SIMON_VHDL

For my final year project in college, I was asked to develop an implementation of the SIMON block ciphers in VHDL, and review my design’s performance regarding logical efficiency and hardware usage. This repo was used in the development of this project. Here one can find the three VHDL designs I created, sorted into types 1, 2 and 3

tl;dr

I wrote 3 different versions of the same encryption system (with different properties) in VHDL (which is like a language for describing circuits), then there’s c++ code that you can compile on a Raspberry Pi which is wired up to the circuit testing board, which will use the circuit to encrypt or decrypt stuff.

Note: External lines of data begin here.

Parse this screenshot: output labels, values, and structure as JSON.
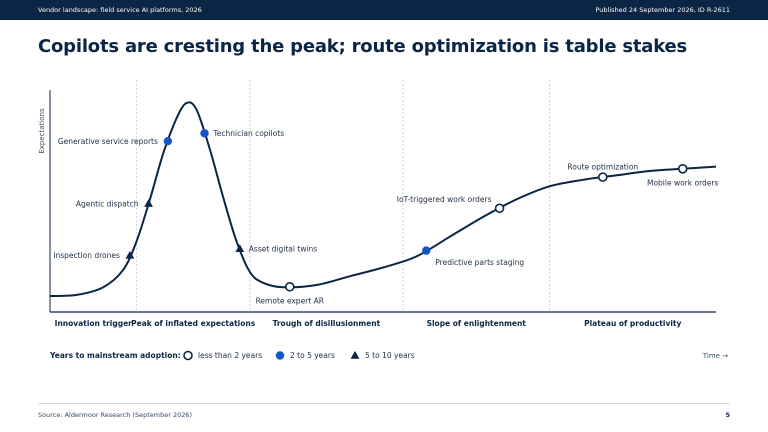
{
  "header": {
    "left_text": "Vendor landscape: field service AI platforms, 2026",
    "right_text": "Published 24 September 2026, ID R-2611"
  },
  "title": "Copilots are cresting the peak; route optimization is table stakes",
  "footer": {
    "source": "Source: Aldermoor Research (September 2026)",
    "page": "5"
  },
  "colors": {
    "navy": "#0b2545",
    "blue": "#1456c8",
    "grid": "#cfd6df"
  },
  "chart_data": {
    "type": "scatter",
    "subtype": "hype-cycle",
    "ylabel": "Expectations",
    "xlabel": "Time →",
    "phases": [
      "Innovation trigger",
      "Peak of inflated expectations",
      "Trough of disillusionment",
      "Slope of enlightenment",
      "Plateau of productivity"
    ],
    "phase_boundaries": [
      0.13,
      0.3,
      0.53,
      0.75
    ],
    "curve": [
      [
        0,
        0.05
      ],
      [
        0.04,
        0.055
      ],
      [
        0.08,
        0.09
      ],
      [
        0.11,
        0.17
      ],
      [
        0.13,
        0.3
      ],
      [
        0.15,
        0.49
      ],
      [
        0.17,
        0.7
      ],
      [
        0.19,
        0.86
      ],
      [
        0.205,
        0.93
      ],
      [
        0.22,
        0.9
      ],
      [
        0.24,
        0.72
      ],
      [
        0.26,
        0.5
      ],
      [
        0.28,
        0.3
      ],
      [
        0.3,
        0.16
      ],
      [
        0.32,
        0.11
      ],
      [
        0.35,
        0.09
      ],
      [
        0.4,
        0.1
      ],
      [
        0.45,
        0.14
      ],
      [
        0.5,
        0.18
      ],
      [
        0.55,
        0.23
      ],
      [
        0.6,
        0.32
      ],
      [
        0.65,
        0.41
      ],
      [
        0.7,
        0.49
      ],
      [
        0.75,
        0.55
      ],
      [
        0.8,
        0.58
      ],
      [
        0.85,
        0.6
      ],
      [
        0.9,
        0.62
      ],
      [
        0.95,
        0.63
      ],
      [
        1.0,
        0.64
      ]
    ],
    "categories": [
      {
        "key": "lt2",
        "label": "less than 2 years",
        "marker": "hollow-circle"
      },
      {
        "key": "2to5",
        "label": "2 to 5 years",
        "marker": "filled-circle"
      },
      {
        "key": "5to10",
        "label": "5 to 10 years",
        "marker": "triangle"
      }
    ],
    "legend_title": "Years to mainstream adoption:",
    "points": [
      {
        "name": "Inspection drones",
        "x": 0.12,
        "category": "5to10",
        "label_side": "left"
      },
      {
        "name": "Agentic dispatch",
        "x": 0.148,
        "category": "5to10",
        "label_side": "left"
      },
      {
        "name": "Generative service reports",
        "x": 0.177,
        "category": "2to5",
        "label_side": "left"
      },
      {
        "name": "Technician copilots",
        "x": 0.232,
        "category": "2to5",
        "label_side": "right"
      },
      {
        "name": "Asset digital twins",
        "x": 0.285,
        "category": "5to10",
        "label_side": "right"
      },
      {
        "name": "Remote expert AR",
        "x": 0.36,
        "category": "lt2",
        "label_side": "below"
      },
      {
        "name": "Predictive parts staging",
        "x": 0.565,
        "category": "2to5",
        "label_side": "below-right"
      },
      {
        "name": "IoT-triggered work orders",
        "x": 0.675,
        "category": "lt2",
        "label_side": "above-left"
      },
      {
        "name": "Route optimization",
        "x": 0.83,
        "category": "lt2",
        "label_side": "above"
      },
      {
        "name": "Mobile work orders",
        "x": 0.95,
        "category": "lt2",
        "label_side": "below"
      }
    ]
  }
}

Also there’s lots of testing notes, and a snazzy Java demo that uses the c++ code (which you can see in action here: https://www.youtube.com/watch?v=CTbJnPhZdKI)

Folder Layout
What is Simon
Developed Designs
VHDL Code
C++ Code
Links to Things

Folder Layout

.
├── documents
│   ├── demo
│   │   ├── c++
│   │   ├── files
│   │   ├── java
│   │   │   ├── monitorSide
│   │   │   └── piSide
│   │   └── vhdl
│   ├── images
│   ├── implementation
│   │   ├── samples
│   │   └── system
│   └── zybo
│
├── type_1
│   ├── computerside
│   ├── method
│   └── unified
├── type_2
│   ├── computerside
│   ├── method
│   └── unified
└── type_3
    ├── computerside
    ├── method
    ├── modeAndMethod_encryptOnly
    └── unified

The documents folder contains the demo files and handy simon-cipher related information.

'demo' contains a complete set of java, c++ and VHDL files for use in demonstrating the design. One can load the VHDL design onto a development board, compile the c++ code on a Raspberry Pi (attached to the development board) and compile the Java programs on both the Pi and a display machine (networked together) The result is a pretty snazzy encryption program, which encrypts images, shows you the encrypted image, then decrypts it. You can see it in action here: Simon Encryption Java/C++/VHDL Demonstration
'images' is just a folder of pictures used in this document
The 'implementation' folder is basically a hosting area for a webPaper which can be found here: webPaper.html which talks about the cipher, how the components of the cipher work, the designs I developed and some ideas of how to use the cipher, along with a large array of process samples to help others test their designs of the cipher (something I would have liked)
'zybo': The board I used to test my designs (and work with the Raspberry Pi) is the "Zybo Zynq-7000 ARM/FPGA Development Board", which I got on lend from my project supervisor. It's essentially a FPGA chip with alot of ports to work with (and a ARM processor, but I never used it) which I usually refer to just as "zybo" or "the development board". This folder contains a VHDL file used to connect the 24 pins of my designs to the 24 zybo pin ports. There is also a file with information about connecting the Raspberry Pi to the Zybo, and a "configuration" file used by the development software to impliment the design for this board.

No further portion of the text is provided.